Dienstag, 26. August 2008

Die Ferien können ganz schön lange sein:
Österreicher fordern mehr Betreuungsplätze

  • Schulfreie Zeit ist schwierig für berufstätige Eltern
  • Aber Großteil will keine Kürzung der schulfreien Zeit

Die lange Dauer der schulfreien Zeit im Sommer ist toll, die Kinderbetreuungsangebote lassen zu wünschen übrig. Diese Meinung vertreten laut dem Infoscreen-Monitor, durchgeführt vom Marktforschungsinstitut OGM, eine Vielzahl von Österreichern. 54 Prozent beurteilten bei einer Telefonumfrage im August die Beaufsichtigungs-Möglichkeiten als "unzureichend".

Nur ein Viertel hält die derzeitigen Angebote für "ausreichend", 21 Prozent machten keine Angaben.
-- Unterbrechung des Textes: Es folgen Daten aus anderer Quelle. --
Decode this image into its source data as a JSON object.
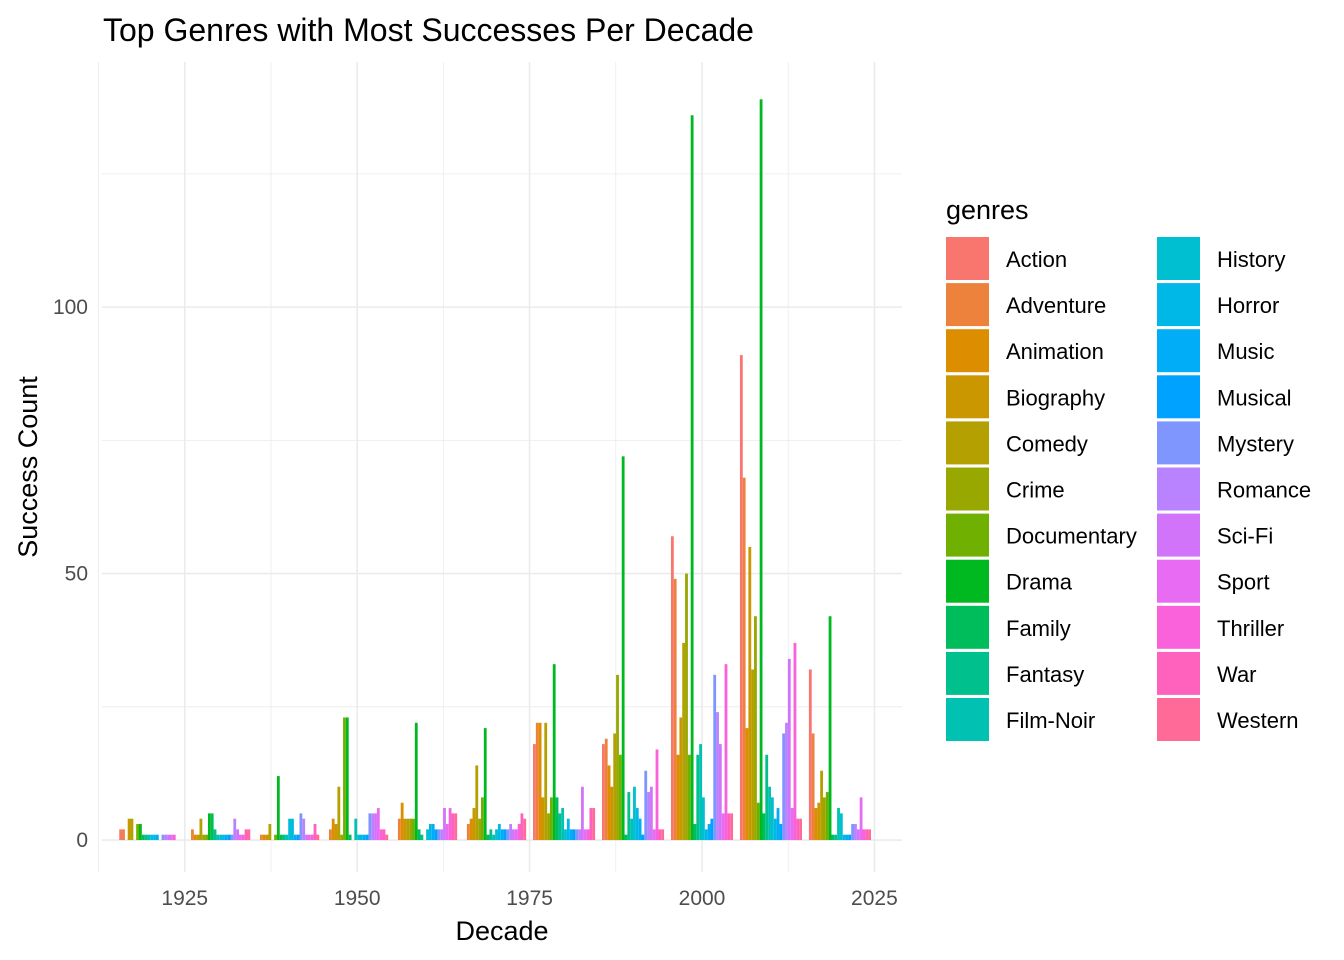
{
  "chart_data": {
    "type": "bar",
    "title": "Top Genres with Most Successes Per Decade",
    "xlabel": "Decade",
    "ylabel": "Success Count",
    "xlim": [
      1913,
      2029
    ],
    "ylim": [
      -6,
      146
    ],
    "x_ticks": [
      "1925",
      "1950",
      "1975",
      "2000",
      "2025"
    ],
    "y_ticks": [
      "0",
      "50",
      "100"
    ],
    "grid": true,
    "legend_title": "genres",
    "legend_position": "right",
    "decades": [
      1920,
      1930,
      1940,
      1950,
      1960,
      1970,
      1980,
      1990,
      2000,
      2010,
      2020
    ],
    "series": [
      {
        "name": "Action",
        "color": "#F8766D",
        "values": [
          2,
          0,
          0,
          0,
          0,
          0,
          18,
          18,
          57,
          91,
          32
        ]
      },
      {
        "name": "Adventure",
        "color": "#EC823C",
        "values": [
          2,
          2,
          1,
          2,
          4,
          3,
          22,
          19,
          49,
          68,
          20
        ]
      },
      {
        "name": "Animation",
        "color": "#DD8D00",
        "values": [
          0,
          1,
          1,
          4,
          7,
          4,
          22,
          14,
          16,
          21,
          6
        ]
      },
      {
        "name": "Biography",
        "color": "#CA9700",
        "values": [
          4,
          1,
          1,
          3,
          4,
          6,
          8,
          10,
          23,
          55,
          7
        ]
      },
      {
        "name": "Comedy",
        "color": "#B4A000",
        "values": [
          4,
          4,
          3,
          10,
          4,
          14,
          22,
          20,
          37,
          32,
          13
        ]
      },
      {
        "name": "Crime",
        "color": "#98A800",
        "values": [
          0,
          1,
          0,
          1,
          4,
          4,
          5,
          31,
          50,
          42,
          8
        ]
      },
      {
        "name": "Documentary",
        "color": "#70B000",
        "values": [
          3,
          1,
          1,
          23,
          4,
          8,
          8,
          16,
          16,
          7,
          9
        ]
      },
      {
        "name": "Drama",
        "color": "#00B81F",
        "values": [
          3,
          5,
          12,
          23,
          22,
          21,
          33,
          72,
          136,
          139,
          42
        ]
      },
      {
        "name": "Family",
        "color": "#00BD5C",
        "values": [
          1,
          5,
          1,
          1,
          2,
          1,
          8,
          1,
          3,
          5,
          1
        ]
      },
      {
        "name": "Fantasy",
        "color": "#00C08D",
        "values": [
          1,
          2,
          1,
          0,
          1,
          2,
          5,
          9,
          16,
          16,
          1
        ]
      },
      {
        "name": "Film-Noir",
        "color": "#00C1B2",
        "values": [
          1,
          1,
          1,
          4,
          0,
          1,
          6,
          4,
          18,
          10,
          6
        ]
      },
      {
        "name": "History",
        "color": "#00BFD1",
        "values": [
          1,
          1,
          4,
          1,
          2,
          2,
          2,
          10,
          8,
          8,
          5
        ]
      },
      {
        "name": "Horror",
        "color": "#00B8E7",
        "values": [
          1,
          1,
          4,
          1,
          3,
          3,
          4,
          6,
          2,
          4,
          1
        ]
      },
      {
        "name": "Music",
        "color": "#00ADF6",
        "values": [
          1,
          1,
          1,
          1,
          3,
          2,
          2,
          4,
          3,
          6,
          1
        ]
      },
      {
        "name": "Musical",
        "color": "#00A2FF",
        "values": [
          0,
          1,
          1,
          1,
          2,
          2,
          2,
          1,
          4,
          3,
          1
        ]
      },
      {
        "name": "Mystery",
        "color": "#7F96FF",
        "values": [
          1,
          1,
          5,
          5,
          2,
          2,
          2,
          13,
          31,
          20,
          3
        ]
      },
      {
        "name": "Romance",
        "color": "#B983FF",
        "values": [
          1,
          4,
          4,
          5,
          2,
          3,
          2,
          9,
          24,
          22,
          3
        ]
      },
      {
        "name": "Sci-Fi",
        "color": "#D274FA",
        "values": [
          1,
          2,
          1,
          5,
          6,
          2,
          10,
          10,
          18,
          34,
          2
        ]
      },
      {
        "name": "Sport",
        "color": "#E76BF3",
        "values": [
          1,
          1,
          1,
          6,
          3,
          2,
          2,
          2,
          5,
          6,
          8
        ]
      },
      {
        "name": "Thriller",
        "color": "#FA62DB",
        "values": [
          1,
          1,
          1,
          2,
          6,
          3,
          2,
          17,
          33,
          37,
          2
        ]
      },
      {
        "name": "War",
        "color": "#FF62BC",
        "values": [
          0,
          2,
          3,
          2,
          5,
          5,
          6,
          2,
          5,
          4,
          2
        ]
      },
      {
        "name": "Western",
        "color": "#FF6A98",
        "values": [
          0,
          2,
          1,
          1,
          5,
          4,
          6,
          2,
          5,
          4,
          2
        ]
      }
    ]
  }
}
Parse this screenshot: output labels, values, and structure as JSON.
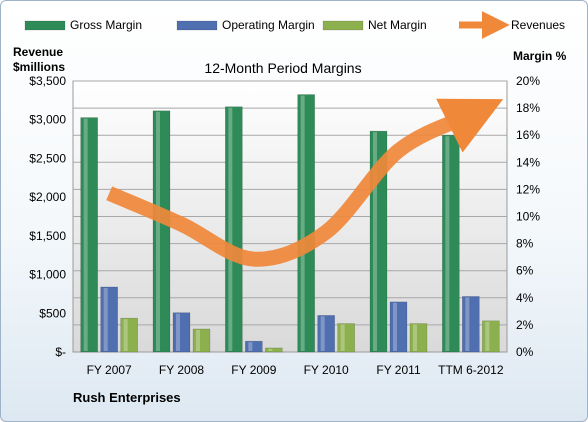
{
  "chart_data": {
    "type": "bar",
    "title": "12-Month Period Margins",
    "categories": [
      "FY 2007",
      "FY 2008",
      "FY 2009",
      "FY 2010",
      "FY 2011",
      "TTM 6-2012"
    ],
    "series": [
      {
        "name": "Gross Margin",
        "axis": "right",
        "values": [
          17.3,
          17.8,
          18.1,
          19.0,
          16.3,
          16.0
        ],
        "color": "#2e8b57"
      },
      {
        "name": "Operating Margin",
        "axis": "right",
        "values": [
          4.8,
          2.9,
          0.8,
          2.7,
          3.7,
          4.1
        ],
        "color": "#4f6fb0"
      },
      {
        "name": "Net Margin",
        "axis": "right",
        "values": [
          2.5,
          1.7,
          0.3,
          2.1,
          2.1,
          2.3
        ],
        "color": "#8db04e"
      },
      {
        "name": "Revenues",
        "axis": "left",
        "type": "line",
        "values": [
          2050,
          1650,
          1200,
          1550,
          2600,
          3060
        ],
        "color": "#f0883a"
      }
    ],
    "left_axis": {
      "label_line1": "Revenue",
      "label_line2": "$millions",
      "ylim": [
        0,
        3500
      ],
      "ticks": [
        "$-",
        "$500",
        "$1,000",
        "$1,500",
        "$2,000",
        "$2,500",
        "$3,000",
        "$3,500"
      ]
    },
    "right_axis": {
      "label": "Margin %",
      "ylim": [
        0,
        20
      ],
      "ticks": [
        "0%",
        "2%",
        "4%",
        "6%",
        "8%",
        "10%",
        "12%",
        "14%",
        "16%",
        "18%",
        "20%"
      ]
    },
    "legend_position": "top",
    "grid": true,
    "footer": "Rush Enterprises"
  }
}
Während es vor allen in Städten im Sommer mehr Angebote gebe, werde im ländlichen Raum verstärkt auf die Hilfe der Familie zurückgegriffen. Viele berufstätige Eltern hätten Schwierigkeiten, ihre Kinder die gesamten Ferien selbst zu versorgen bzw. betreuen zu lassen, heißt es im Infoscreen-Monitor.
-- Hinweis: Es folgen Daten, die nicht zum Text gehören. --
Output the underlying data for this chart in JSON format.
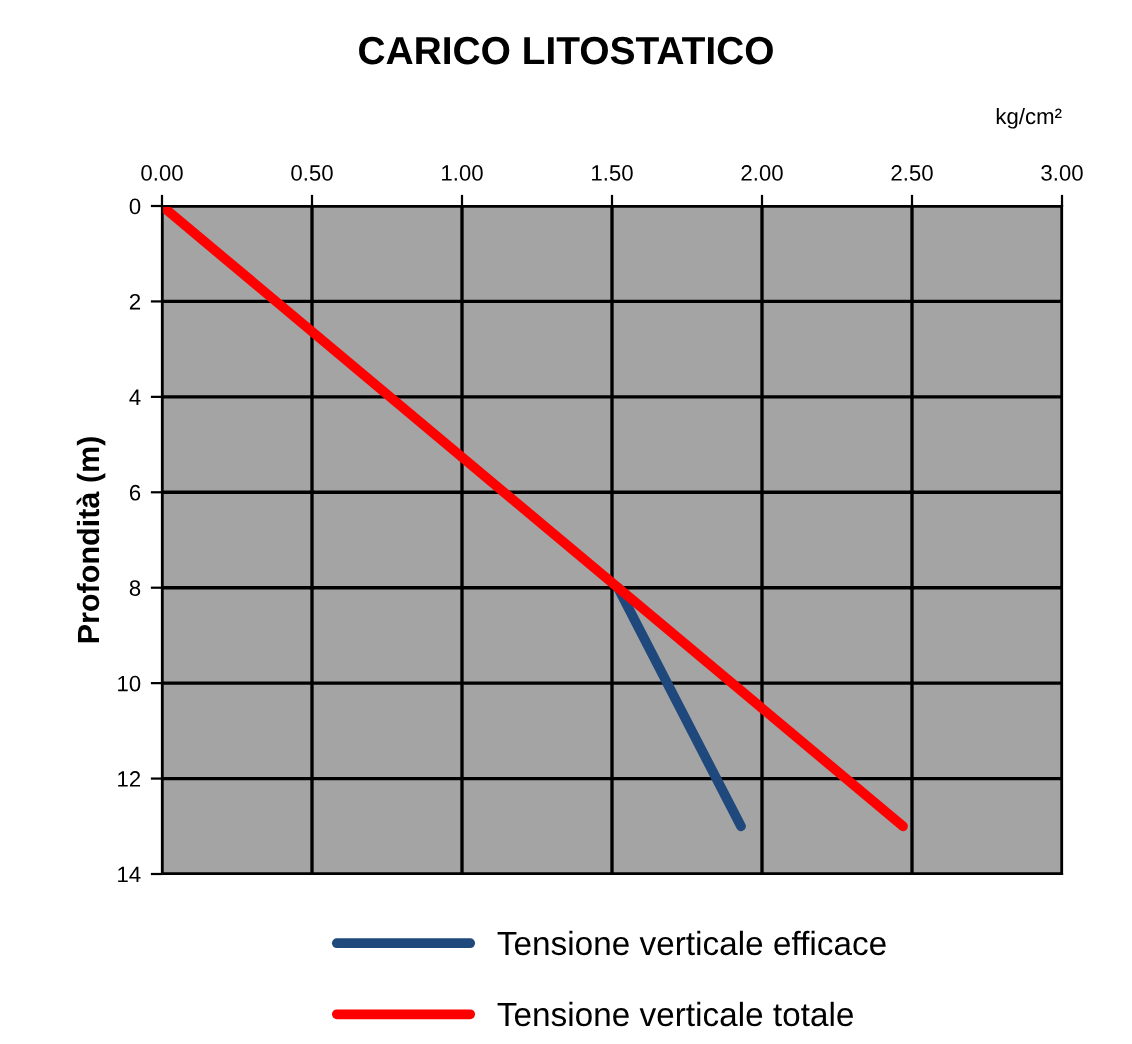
{
  "chart_data": {
    "type": "line",
    "title": "CARICO LITOSTATICO",
    "xlabel": "kg/cm²",
    "ylabel": "Profondità (m)",
    "series": [
      {
        "name": "Tensione verticale efficace",
        "color": "#1f497d",
        "x": [
          1.52,
          1.93
        ],
        "values": [
          8,
          13
        ]
      },
      {
        "name": "Tensione verticale totale",
        "color": "#ff0000",
        "x": [
          0,
          2.47
        ],
        "values": [
          0,
          13
        ]
      }
    ],
    "xlim": [
      0,
      3
    ],
    "xticks": [
      {
        "value": 0,
        "label": "0.00"
      },
      {
        "value": 0.5,
        "label": "0.50"
      },
      {
        "value": 1,
        "label": "1.00"
      },
      {
        "value": 1.5,
        "label": "1.50"
      },
      {
        "value": 2,
        "label": "2.00"
      },
      {
        "value": 2.5,
        "label": "2.50"
      },
      {
        "value": 3,
        "label": "3.00"
      }
    ],
    "ylim": [
      14,
      0
    ],
    "yticks": [
      0,
      2,
      4,
      6,
      8,
      10,
      12,
      14
    ],
    "grid": true,
    "legend": "bottom",
    "marker": "none",
    "line_style": "solid"
  }
}
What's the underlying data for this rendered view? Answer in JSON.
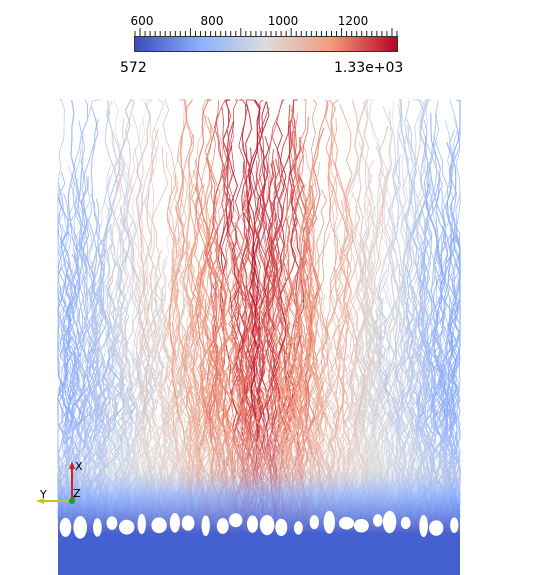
{
  "colorbar": {
    "ticks": [
      "600",
      "800",
      "1000",
      "1200"
    ],
    "min_label": "572",
    "max_label": "1.33e+03",
    "colors": [
      "#3b4cc0",
      "#8db0fe",
      "#dddddd",
      "#f49a7b",
      "#b40426"
    ]
  },
  "axes": {
    "x_label": "X",
    "y_label": "Y",
    "z_label": "Z"
  },
  "image": {
    "description_colors": {
      "cold": "#3b4cc0",
      "mid": "#dddddd",
      "hot": "#b40426"
    }
  }
}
An der langen Dauer der schulfreien Zeit wollen allerdings nur wenige etwas ändern: 58 Prozent der 503 Befragten stimmten in der Umfrage für eine Beibehaltung der neunwöchigen Ferien. Gut ein Drittel wünschte sich Herbstferien sowie eine gleichzeitige Verkürzung der freien Zeit im Sommer. Interviewt wurden kinderlose Personen und Eltern, besonders Familien sprachen sich für weniger Ferien im Juli und August aus. Acht Prozent gaben bei dieser Frage keine Antwort.